August 10 ~ August 14

Week 12

So, the first half of this week was spent actually finishing up the stuff from last week - namely, making posters for participant interviews. A pretty detailed explanation is available in the journal entry for last week.

Then, we had a meeting where I hung up the posters, and other researchers - faculty on this project, including my mentor - walked around the room and were able to see all of the data we collected (in deeply summarized form). It was overall a very intense, long, and fruitful meeting, wherein we picked a concrete direction for the CHI contribution this year. A much more concrete one than before.

The following day, another student - and entering Master's program student at HCII - expressed interest in this project! So he and I met and talked at length about where the project currently stands, what kind of work has been done, and how he can contribute. It's nice to have more people working on this project.

As part of the general effort at the end of this week to organize and summarize protocols and materials, I put together a 11-page Interviewing Guide, which included the full interview protocol, the pre-interview questionnaire and related topics, and an interviewing reading list and FAQ. Among other things, it's helped me realize that I've polished an unexpected, yet valuable data collection skill this summer - communicating with, and interviewing participants.

August 17 ~ September 19

Week 13 and on!

As the summer wrapped up, I focused my efforts on finishing anything that needed to be done while still at CMU - such as meeting with a master's student who was going to be working on the project over the semester - and having some final in-person discussions of the data.

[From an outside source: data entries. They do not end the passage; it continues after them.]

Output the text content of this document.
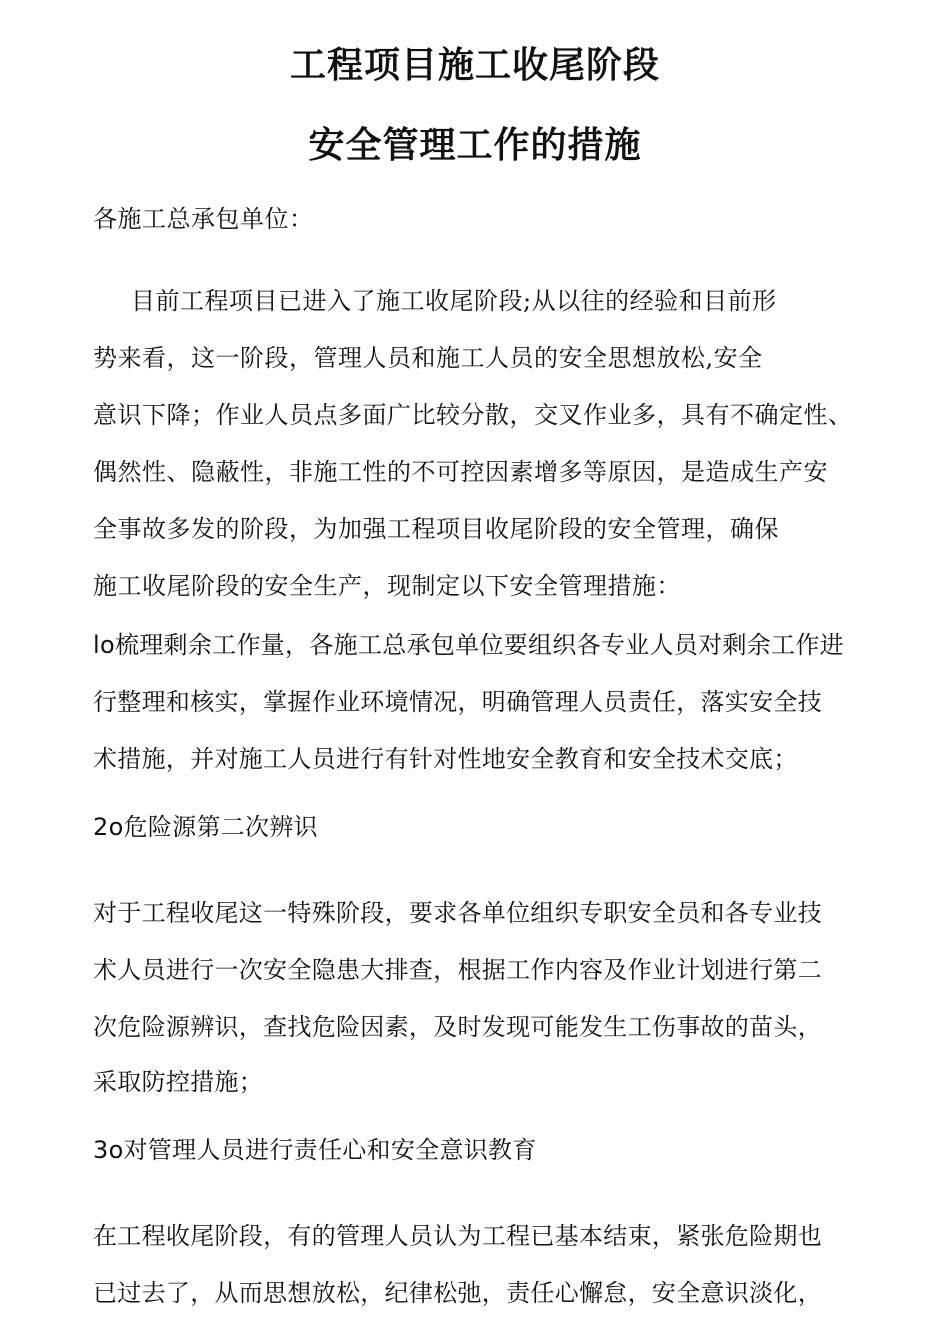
工程项目施工收尾阶段
安全管理工作的措施
各施工总承包单位：
目前工程项目已进入了施工收尾阶段;从以往的经验和目前形
势来看，这一阶段，管理人员和施工人员的安全思想放松,安全
意识下降；作业人员点多面广比较分散，交叉作业多，具有不确定性、
偶然性、隐蔽性，非施工性的不可控因素增多等原因，是造成生产安
全事故多发的阶段，为加强工程项目收尾阶段的安全管理，确保
施工收尾阶段的安全生产，现制定以下安全管理措施：
lo梳理剩余工作量，各施工总承包单位要组织各专业人员对剩余工作进
行整理和核实，掌握作业环境情况，明确管理人员责任，落实安全技
术措施，并对施工人员进行有针对性地安全教育和安全技术交底；
2o危险源第二次辨识
对于工程收尾这一特殊阶段，要求各单位组织专职安全员和各专业技
术人员进行一次安全隐患大排查，根据工作内容及作业计划进行第二
次危险源辨识，查找危险因素，及时发现可能发生工伤事故的苗头，
采取防控措施；
3o对管理人员进行责任心和安全意识教育
在工程收尾阶段，有的管理人员认为工程已基本结束，紧张危险期也
已过去了，从而思想放松，纪律松弛，责任心懈怠，安全意识淡化，
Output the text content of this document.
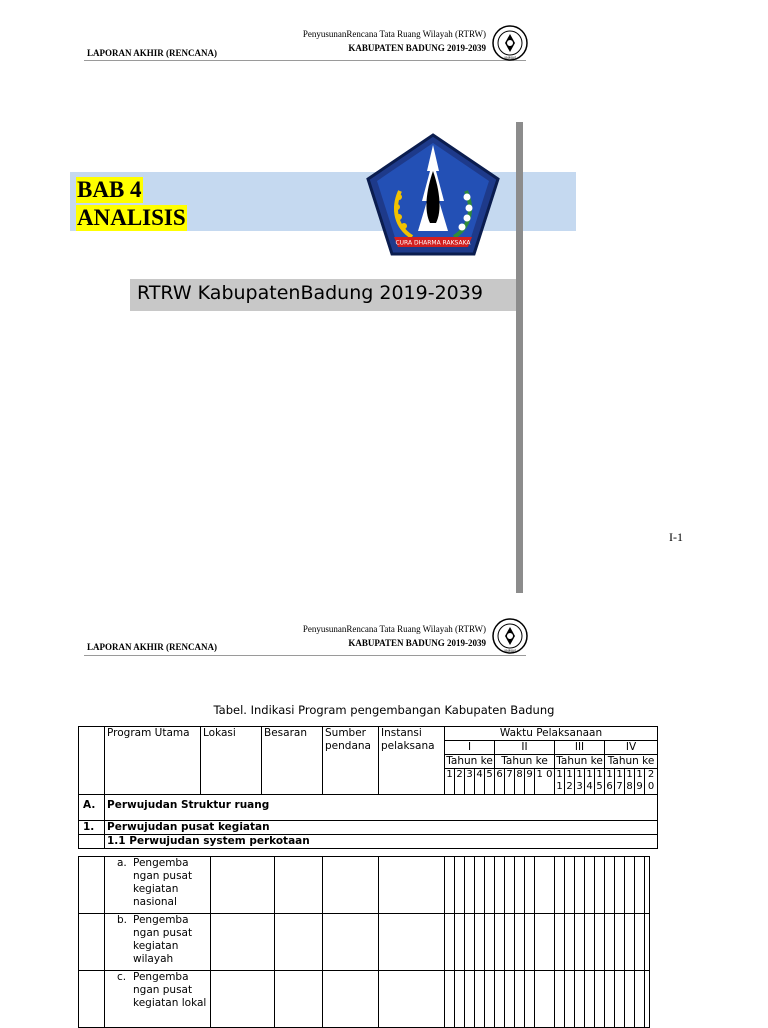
PenyusunanRencana Tata Ruang Wilayah (RTRW)
KABUPATEN BADUNG 2019-2039
LAPORAN AKHIR (RENCANA)	UNMAS
BAB 4
ANALISIS
CURA DHARMA RAKSAKA
RTRW KabupatenBadung 2019-2039
I-1
PenyusunanRencana Tata Ruang Wilayah (RTRW)
KABUPATEN BADUNG 2019-2039
LAPORAN AKHIR (RENCANA)	UNMAS
Tabel. Indikasi Program pengembangan Kabupaten Badung
	Program Utama	Lokasi	Besaran	Sumber pendana	Instansi pelaksana	Waktu Pelaksanaan																			
						I					II					III					IV				
						Tahun ke					Tahun ke					Tahun ke					Tahun ke				
						1	2	3	4	5	6	7	8	9	1 0	1 1	1 2	1 3	1 4	1 5	1 6	1 7	1 8	1 9	2 0
A.	Perwujudan Struktur ruang																								
1.	Perwujudan pusat kegiatan																								
	1.1 Perwujudan system perkotaan																								

	a. Pengemba ngan pusat kegiatan nasional																								

	b. Pengemba ngan pusat kegiatan wilayah																								

	c. Pengemba ngan pusat kegiatan lokal																								
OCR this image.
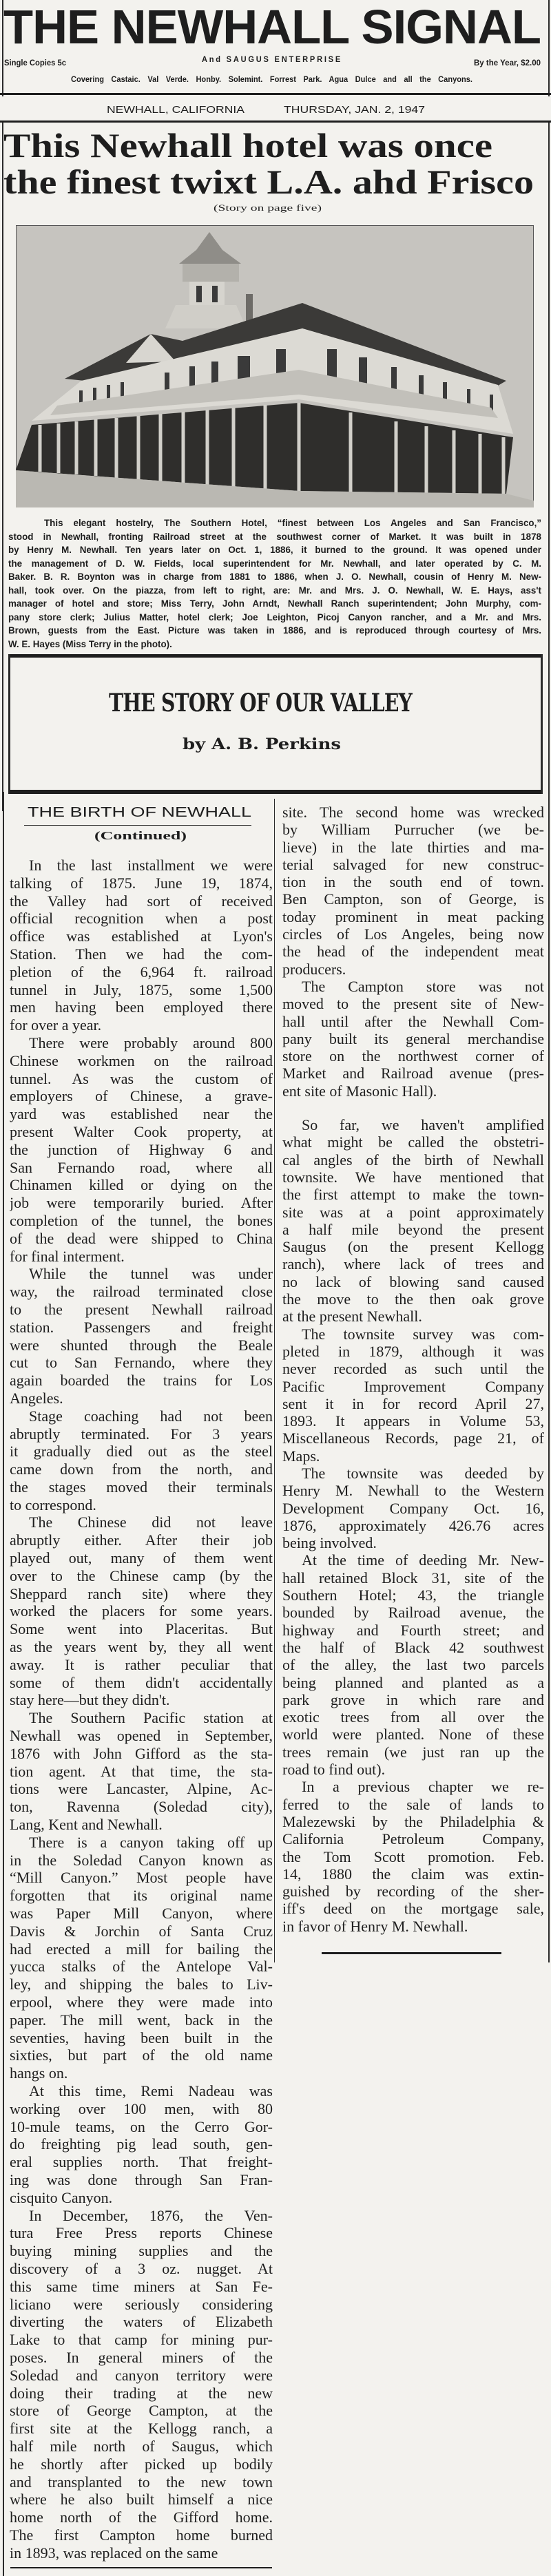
THE NEWHALL SIGNAL
And SAUGUS ENTERPRISE
Single Copies 5c	By the Year, $2.00
Covering Castaic. Val Verde. Honby. Solemint. Forrest Park. Agua Dulce and all the Canyons.
NEWHALL, CALIFORNIA	THURSDAY, JAN. 2, 1947
This Newhall hotel was once
the finest twixt L.A. ahd Frisco
(Story on page five)
This elegant hostelry, The Southern Hotel, “finest between Los Angeles and San Francisco,”
stood in Newhall, fronting Railroad street at the southwest corner of Market. It was built in 1878
by Henry M. Newhall. Ten years later on Oct. 1, 1886, it burned to the ground. It was opened under
the management of D. W. Fields, local superintendent for Mr. Newhall, and later operated by C. M.
Baker. B. R. Boynton was in charge from 1881 to 1886, when J. O. Newhall, cousin of Henry M. New-
hall, took over. On the piazza, from left to right, are: Mr. and Mrs. J. O. Newhall, W. E. Hays, ass't
manager of hotel and store; Miss Terry, John Arndt, Newhall Ranch superintendent; John Murphy, com-
pany store clerk; Julius Matter, hotel clerk; Joe Leighton, Picoj Canyon rancher, and a Mr. and Mrs.
Brown, guests from the East. Picture was taken in 1886, and is reproduced through courtesy of Mrs.
W. E. Hayes (Miss Terry in the photo).
THE STORY OF OUR VALLEY
by A. B. Perkins
THE BIRTH OF NEWHALL
(Continued)
In the last installment we were
talking of 1875. June 19, 1874,
the Valley had sort of received
official recognition when a post
office was established at Lyon's
Station. Then we had the com-
pletion of the 6,964 ft. railroad
tunnel in July, 1875, some 1,500
men having been employed there
for over a year.
There were probably around 800
Chinese workmen on the railroad
tunnel. As was the custom of
employers of Chinese, a grave-
yard was established near the
present Walter Cook property, at
the junction of Highway 6 and
San Fernando road, where all
Chinamen killed or dying on the
job were temporarily buried. After
completion of the tunnel, the bones
of the dead were shipped to China
for final interment.
While the tunnel was under
way, the railroad terminated close
to the present Newhall railroad
station. Passengers and freight
were shunted through the Beale
cut to San Fernando, where they
again boarded the trains for Los
Angeles.
Stage coaching had not been
abruptly terminated. For 3 years
it gradually died out as the steel
came down from the north, and
the stages moved their terminals
to correspond.
The Chinese did not leave
abruptly either. After their job
played out, many of them went
over to the Chinese camp (by the
Sheppard ranch site) where they
worked the placers for some years.
Some went into Placeritas. But
as the years went by, they all went
away. It is rather peculiar that
some of them didn't accidentally
stay here—but they didn't.
The Southern Pacific station at
Newhall was opened in September,
1876 with John Gifford as the sta-
tion agent. At that time, the sta-
tions were Lancaster, Alpine, Ac-
ton, Ravenna (Soledad city),
Lang, Kent and Newhall.
There is a canyon taking off up
in the Soledad Canyon known as
“Mill Canyon.” Most people have
forgotten that its original name
was Paper Mill Canyon, where
Davis & Jorchin of Santa Cruz
had erected a mill for bailing the
yucca stalks of the Antelope Val-
ley, and shipping the bales to Liv-
erpool, where they were made into
paper. The mill went, back in the
seventies, having been built in the
sixties, but part of the old name
hangs on.
At this time, Remi Nadeau was
working over 100 men, with 80
10-mule teams, on the Cerro Gor-
do freighting pig lead south, gen-
eral supplies north. That freight-
ing was done through San Fran-
cisquito Canyon.
In December, 1876, the Ven-
tura Free Press reports Chinese
buying mining supplies and the
discovery of a 3 oz. nugget. At
this same time miners at San Fe-
liciano were seriously considering
diverting the waters of Elizabeth
Lake to that camp for mining pur-
poses. In general miners of the
Soledad and canyon territory were
doing their trading at the new
store of George Campton, at the
first site at the Kellogg ranch, a
half mile north of Saugus, which
he shortly after picked up bodily
and transplanted to the new town
where he also built himself a nice
home north of the Gifford home.
The first Campton home burned
in 1893, was replaced on the same
site. The second home was wrecked
by William Purrucher (we be-
lieve) in the late thirties and ma-
terial salvaged for new construc-
tion in the south end of town.
Ben Campton, son of George, is
today prominent in meat packing
circles of Los Angeles, being now
the head of the independent meat
producers.
The Campton store was not
moved to the present site of New-
hall until after the Newhall Com-
pany built its general merchandise
store on the northwest corner of
Market and Railroad avenue (pres-
ent site of Masonic Hall).
So far, we haven't amplified
what might be called the obstetri-
cal angles of the birth of Newhall
townsite. We have mentioned that
the first attempt to make the town-
site was at a point approximately
a half mile beyond the present
Saugus (on the present Kellogg
ranch), where lack of trees and
no lack of blowing sand caused
the move to the then oak grove
at the present Newhall.
The townsite survey was com-
pleted in 1879, although it was
never recorded as such until the
Pacific Improvement Company
sent it in for record April 27,
1893. It appears in Volume 53,
Miscellaneous Records, page 21, of
Maps.
The townsite was deeded by
Henry M. Newhall to the Western
Development Company Oct. 16,
1876, approximately 426.76 acres
being involved.
At the time of deeding Mr. New-
hall retained Block 31, site of the
Southern Hotel; 43, the triangle
bounded by Railroad avenue, the
highway and Fourth street; and
the half of Black 42 southwest
of the alley, the last two parcels
being planned and planted as a
park grove in which rare and
exotic trees from all over the
world were planted. None of these
trees remain (we just ran up the
road to find out).
In a previous chapter we re-
ferred to the sale of lands to
Malezewski by the Philadelphia &
California Petroleum Company,
the Tom Scott promotion. Feb.
14, 1880 the claim was extin-
guished by recording of the sher-
iff's deed on the mortgage sale,
in favor of Henry M. Newhall.
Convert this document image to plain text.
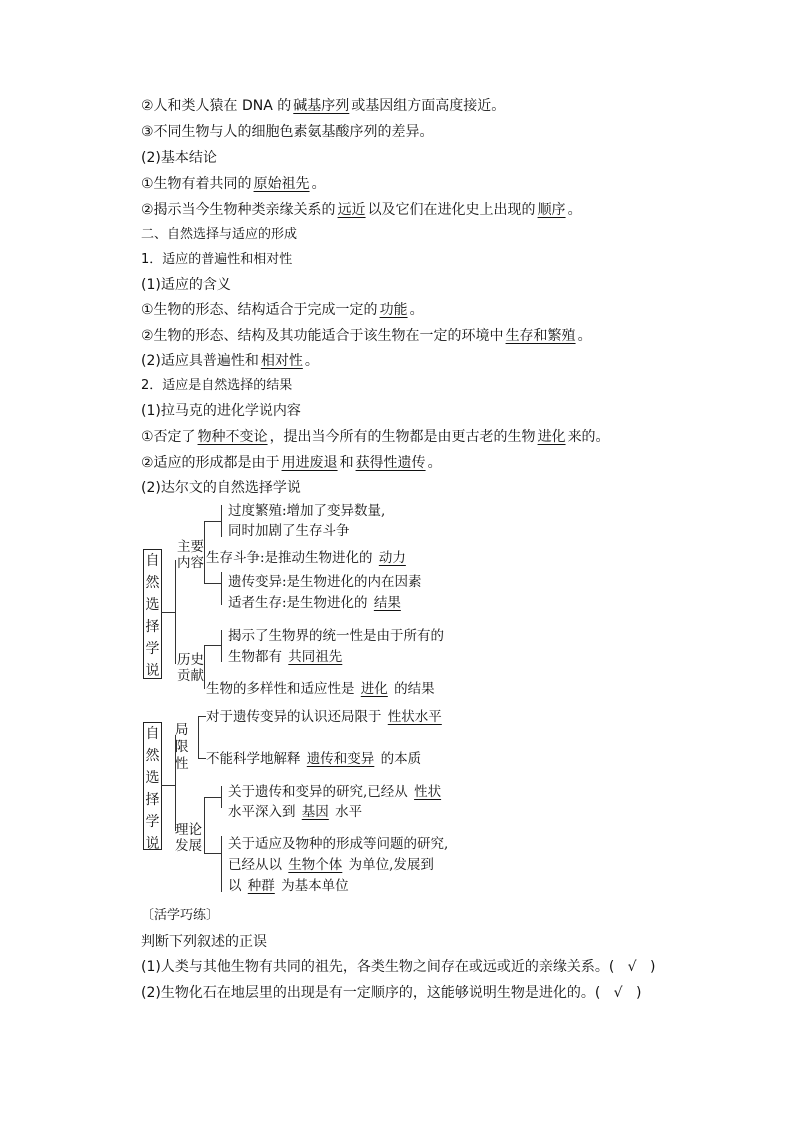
②人和类人猿在 DNA 的 碱基序列 或基因组方面高度接近。
③不同生物与人的细胞色素氨基酸序列的差异。
(2)基本结论
①生物有着共同的 原始祖先 。
②揭示当今生物种类亲缘关系的 远近 以及它们在进化史上出现的 顺序 。
二、自然选择与适应的形成
1．适应的普遍性和相对性
(1)适应的含义
①生物的形态、结构适合于完成一定的 功能 。
②生物的形态、结构及其功能适合于该生物在一定的环境中 生存和繁殖 。
(2)适应具普遍性和 相对性 。
2．适应是自然选择的结果
(1)拉马克的进化学说内容
①否定了 物种不变论 ，提出当今所有的生物都是由更古老的生物 进化 来的。
②适应的形成都是由于 用进废退 和 获得性遗传 。
(2)达尔文的自然选择学说
自然选择学说
主要内容
过度繁殖:增加了变异数量,
同时加剧了生存斗争
生存斗争:是推动生物进化的 动力
遗传变异:是生物进化的内在因素
适者生存:是生物进化的 结果
历史贡献
揭示了生物界的统一性是由于所有的
生物都有 共同祖先
生物的多样性和适应性是 进化 的结果
自然选择学说
局限性
对于遗传变异的认识还局限于 性状水平
不能科学地解释 遗传和变异 的本质
理论发展
关于遗传和变异的研究,已经从 性状
水平深入到 基因 水平
关于适应及物种的形成等问题的研究,
已经从以 生物个体 为单位,发展到
以 种群 为基本单位
〔活学巧练〕
判断下列叙述的正误
(1)人类与其他生物有共同的祖先，各类生物之间存在或远或近的亲缘关系。( √ )
(2)生物化石在地层里的出现是有一定顺序的，这能够说明生物是进化的。( √ )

When I left to go back to school (yay, Obieland, how I missed you!), however, I was not really leaving the work. Indeed, since we were working to submit to CHI, I knew I was going to spend a lot of time on this project alongside my classes. And this I did.

Much of the grounded theory analysis took place on my computer, via email, and conference calls. It was a stressful several weeks, but the overall result was rewarding.

The deadline is past; I have had time to recuperate. I have now given a talk at Oberlin, my home school, on this research, and prepared a poster for the Grace Hopper Conference. Then, I plan to continue working on this project with Jen Mankoff remotely.